Ces raisons, M. Fanferlot les avait comprises en mettant le pied dans l’appartement de la rue Chaptal, et s’il ne les exposait pas encore, c’est qu’il les gardait, comme un bon général garde sa réserve, pour décider la victoire. Mme Gypsy était assez intelligente pour les deviner.
– Des raisons !… commença-t-elle ; Prosper voudrait donc qu’on ignorât notre liaison !…
Elle demeura un instant pensive, puis le jour tout à coup se faisant dans son esprit, elle s’écria :
– Oui ! je comprends maintenant. Folle que je suis, de n’avoir pas vu cela tout de suite ! En effet, ma présence ici, où je suis depuis un an, serait contre lui une charge accablante. On dresserait l’inventaire de tout ce que je possède, de mes robes, de mes dentelles, de mes bijoux, et on lui ferait un crime de mon luxe. On lui demanderait où il a pris assez d’argent pour me combler à ce point de ne me rien laisser à désirer.
L’agent de la sûreté baissa la tête en signe d’assentiment.
– C’est bien cela, répondit-il.
– Mais alors il faut fuir, monsieur, fuir bien vite ! Qui sait si la police n’est pas déjà prévenue, si elle ne va pas se présenter.
– Oh ! fit M. Fanferlot, de l’air le plus dégagé, vous avez le temps, la police n’est ni si habile ni si prompte.
– Peu importe !…
Et laissant seul l’agent de la sûreté, Mme Nina se précipita dans sa chambre à coucher, appelant à grands cris sa femme de chambre, sa cuisinière, le petit groom lui-même, ordonnant de vider les tiroirs et les armoires, d’entasser pêle-mêle dans des malles tout ce qui lui appartenait, et de se dépêcher surtout, de se presser.
Elle-même donnait l’exemple, et du meilleur cœur, quand une idée soudaine la ramena près de Fanferlot.
– Tout est prêt à l’instant, dit-elle, et je pars ; mais où aller ?
– Monsieur Bertomy ne vous le dit-il pas, chère dame ? À l’autre bout de Paris, dans une maison meublée, dans un hôtel.
– C’est que je n’en connais pas.
L’homme de la préfecture eut l’air de réfléchir. Il avait mille peines à dissimuler une joie singulière qui éclatait, quoi qu’il fît, dans ses petits yeux ronds.

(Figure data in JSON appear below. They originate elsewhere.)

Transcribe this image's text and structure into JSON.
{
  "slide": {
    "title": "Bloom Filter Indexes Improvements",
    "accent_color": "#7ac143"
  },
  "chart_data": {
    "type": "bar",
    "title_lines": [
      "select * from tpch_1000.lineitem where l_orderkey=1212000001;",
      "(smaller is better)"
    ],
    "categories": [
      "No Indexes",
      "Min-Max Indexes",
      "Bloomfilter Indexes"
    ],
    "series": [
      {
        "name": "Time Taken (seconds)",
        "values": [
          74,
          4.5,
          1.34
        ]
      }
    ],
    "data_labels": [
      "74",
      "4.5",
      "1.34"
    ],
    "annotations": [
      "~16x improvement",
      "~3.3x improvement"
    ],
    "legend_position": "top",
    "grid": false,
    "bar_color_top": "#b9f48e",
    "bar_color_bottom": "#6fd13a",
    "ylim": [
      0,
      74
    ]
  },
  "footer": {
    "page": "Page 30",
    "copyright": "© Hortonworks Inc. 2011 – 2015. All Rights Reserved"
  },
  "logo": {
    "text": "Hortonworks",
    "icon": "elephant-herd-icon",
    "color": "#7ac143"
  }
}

– Je connais bien un hôtel, moi, dit-il enfin, mais il ne vous conviendra peut-être pas. Dame ! ce n’est pas luxueux comme ici…
– Y serai-je bien ?
– Avec ma recommandation, vous serez traitée comme une petite reine, et cachée surtout…
– Où est-ce ?
– De l’autre côté de l’eau, quai Saint-Michel, hôtel du Grand-Archange, tenu par madame Alexandre…
Mme Nina n’a jamais été longue à prendre une détermination.

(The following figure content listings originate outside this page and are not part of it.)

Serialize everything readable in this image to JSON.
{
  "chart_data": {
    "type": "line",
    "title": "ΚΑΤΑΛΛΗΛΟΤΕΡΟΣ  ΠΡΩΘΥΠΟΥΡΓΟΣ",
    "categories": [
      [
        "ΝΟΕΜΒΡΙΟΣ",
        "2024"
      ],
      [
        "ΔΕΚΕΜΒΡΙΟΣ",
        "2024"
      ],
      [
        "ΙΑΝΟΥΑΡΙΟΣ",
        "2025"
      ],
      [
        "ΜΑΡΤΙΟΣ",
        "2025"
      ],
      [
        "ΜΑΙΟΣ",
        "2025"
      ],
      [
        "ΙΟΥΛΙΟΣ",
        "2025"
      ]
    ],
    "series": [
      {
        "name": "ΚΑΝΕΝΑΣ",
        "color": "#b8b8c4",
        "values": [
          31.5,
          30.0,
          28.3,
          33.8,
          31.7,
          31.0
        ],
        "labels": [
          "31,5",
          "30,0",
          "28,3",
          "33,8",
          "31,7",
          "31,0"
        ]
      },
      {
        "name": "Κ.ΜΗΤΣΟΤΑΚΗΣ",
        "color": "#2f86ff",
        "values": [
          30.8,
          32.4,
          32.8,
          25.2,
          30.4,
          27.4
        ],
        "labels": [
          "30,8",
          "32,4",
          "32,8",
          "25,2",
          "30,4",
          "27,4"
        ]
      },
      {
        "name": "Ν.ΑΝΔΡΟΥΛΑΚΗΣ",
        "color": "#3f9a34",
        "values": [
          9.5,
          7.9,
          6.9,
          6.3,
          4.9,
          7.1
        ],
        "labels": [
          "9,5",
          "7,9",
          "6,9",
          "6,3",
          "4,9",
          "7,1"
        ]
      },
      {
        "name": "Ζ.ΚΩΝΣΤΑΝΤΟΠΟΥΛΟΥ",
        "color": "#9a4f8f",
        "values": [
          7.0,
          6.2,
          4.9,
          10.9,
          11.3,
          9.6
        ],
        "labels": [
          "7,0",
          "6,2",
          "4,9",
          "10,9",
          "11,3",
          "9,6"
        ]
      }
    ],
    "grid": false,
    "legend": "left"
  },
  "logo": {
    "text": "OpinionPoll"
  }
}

– Voici de quoi écrire, dit-elle à l’agent ; faites votre lettre de recommandation.
En une minute il eut fini.
– Avec ces trois lignes, belle dame, dit-il, vous ferez de madame Alexandre tout ce que vous voudrez.
– C’est bien ! Maintenant, comment faire savoir mon adresse à Cavaillon ? C’est lui qui devait me remettre la lettre de Prosper…
– Il n’a pu venir, chère madame, interrompit l’agent de la sûreté, mais je vais le voir tout à l’heure et je lui dirai où vous trouver…
Mme Gypsy allait envoyer chercher une voiture, Fanferlot, qui se dit pressé, se chargea de la commission.